Ma come ha vissuto Colette Maze? Cosa le ha consentito di arrivare a suonare splendidamente il pianoforte fino a quasi 109 anni?

Sappiamo che si esercitava ogni giorno 4 ore al pianoforte, strenua assertrice del principio che solo la pratica regolare consente di mantenere i risultati. Un allenamento non solo mentale, ma anche fisico.
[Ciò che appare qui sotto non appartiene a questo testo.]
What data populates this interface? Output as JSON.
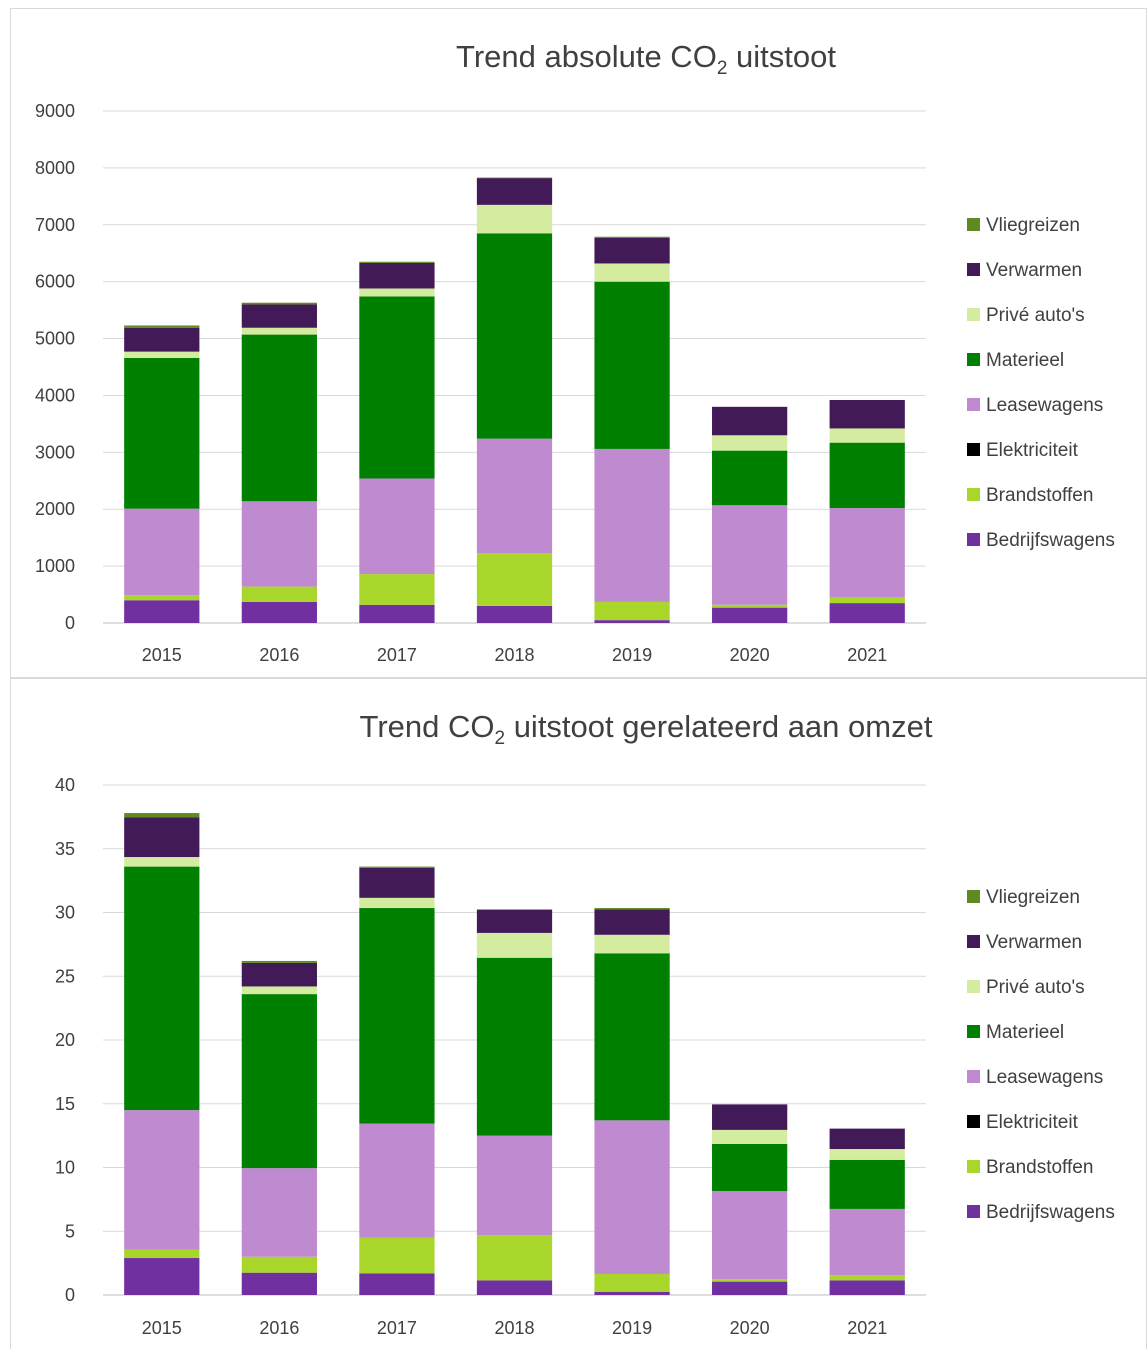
{
  "colors": {
    "Bedrijfswagens": "#7030a0",
    "Brandstoffen": "#a9d62a",
    "Elektriciteit": "#000000",
    "Leasewagens": "#c08ad0",
    "Materieel": "#008000",
    "Privé auto's": "#d4eca0",
    "Verwarmen": "#421a57",
    "Vliegreizen": "#5e8a1f"
  },
  "chart_data": [
    {
      "type": "bar",
      "stacked": true,
      "title_main": "Trend absolute CO",
      "title_sub": "2",
      "title_rest": " uitstoot",
      "categories": [
        "2015",
        "2016",
        "2017",
        "2018",
        "2019",
        "2020",
        "2021"
      ],
      "ylim": [
        0,
        9000
      ],
      "yticks": [
        "0",
        "1000",
        "2000",
        "3000",
        "4000",
        "5000",
        "6000",
        "7000",
        "8000",
        "9000"
      ],
      "grid": true,
      "legend_position": "right",
      "legend": [
        "Vliegreizen",
        "Verwarmen",
        "Privé auto's",
        "Materieel",
        "Leasewagens",
        "Elektriciteit",
        "Brandstoffen",
        "Bedrijfswagens"
      ],
      "series": [
        {
          "name": "Bedrijfswagens",
          "values": [
            400,
            370,
            320,
            300,
            50,
            270,
            350
          ]
        },
        {
          "name": "Brandstoffen",
          "values": [
            90,
            270,
            540,
            930,
            320,
            50,
            100
          ]
        },
        {
          "name": "Elektriciteit",
          "values": [
            0,
            0,
            0,
            0,
            0,
            0,
            0
          ]
        },
        {
          "name": "Leasewagens",
          "values": [
            1520,
            1500,
            1680,
            2010,
            2690,
            1750,
            1570
          ]
        },
        {
          "name": "Materieel",
          "values": [
            2650,
            2930,
            3200,
            3610,
            2940,
            960,
            1150
          ]
        },
        {
          "name": "Privé auto's",
          "values": [
            110,
            120,
            140,
            500,
            320,
            270,
            250
          ]
        },
        {
          "name": "Verwarmen",
          "values": [
            420,
            410,
            450,
            470,
            450,
            500,
            500
          ]
        },
        {
          "name": "Vliegreizen",
          "values": [
            40,
            30,
            20,
            10,
            20,
            0,
            0
          ]
        }
      ]
    },
    {
      "type": "bar",
      "stacked": true,
      "title_main": "Trend CO",
      "title_sub": "2",
      "title_rest": " uitstoot gerelateerd aan omzet",
      "categories": [
        "2015",
        "2016",
        "2017",
        "2018",
        "2019",
        "2020",
        "2021"
      ],
      "ylim": [
        0,
        40
      ],
      "yticks": [
        "0",
        "5",
        "10",
        "15",
        "20",
        "25",
        "30",
        "35",
        "40"
      ],
      "grid": true,
      "legend_position": "right",
      "legend": [
        "Vliegreizen",
        "Verwarmen",
        "Privé auto's",
        "Materieel",
        "Leasewagens",
        "Elektriciteit",
        "Brandstoffen",
        "Bedrijfswagens"
      ],
      "series": [
        {
          "name": "Bedrijfswagens",
          "values": [
            2.9,
            1.75,
            1.7,
            1.15,
            0.25,
            1.05,
            1.15
          ]
        },
        {
          "name": "Brandstoffen",
          "values": [
            0.65,
            1.25,
            2.8,
            3.55,
            1.4,
            0.2,
            0.4
          ]
        },
        {
          "name": "Elektriciteit",
          "values": [
            0,
            0,
            0,
            0,
            0,
            0,
            0
          ]
        },
        {
          "name": "Leasewagens",
          "values": [
            10.95,
            6.95,
            8.95,
            7.8,
            12.05,
            6.9,
            5.2
          ]
        },
        {
          "name": "Materieel",
          "values": [
            19.1,
            13.65,
            16.9,
            13.95,
            13.1,
            3.7,
            3.85
          ]
        },
        {
          "name": "Privé auto's",
          "values": [
            0.75,
            0.6,
            0.8,
            1.95,
            1.45,
            1.1,
            0.85
          ]
        },
        {
          "name": "Verwarmen",
          "values": [
            3.1,
            1.85,
            2.35,
            1.8,
            2.0,
            2.0,
            1.6
          ]
        },
        {
          "name": "Vliegreizen",
          "values": [
            0.35,
            0.15,
            0.1,
            0.05,
            0.1,
            0,
            0
          ]
        }
      ]
    }
  ]
}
Amava ripetere che uno degli elementi più importanti per un buon pianista è la flessibilità, una mobilità allenata di tutte le parti del corpo coinvolte nel suonare il pianoforte: le mani in primis, ma anche le braccia, le spalle e gli addominali. Sosteneva di amare la danza e di averla a lungo praticata insieme allo yoga, ricetta segreta di quella invidiabile flessibilità delle articolazioni che molti pianisti non riescono a raggiungere mai. E poi l’alimentazione, in cui figurano tre cose a cui non avrebbe mai rinunciato: il cioccolato, formaggio e un bicchiere di vino!

Forse il messaggio principale, l’eredità che Colette lascia a tutti noi che amiamo il pianoforte, è che dedicandoci con rigore a quello che amiamo vivremo una lunga giovinezza e ci capiterà persino di essere felici!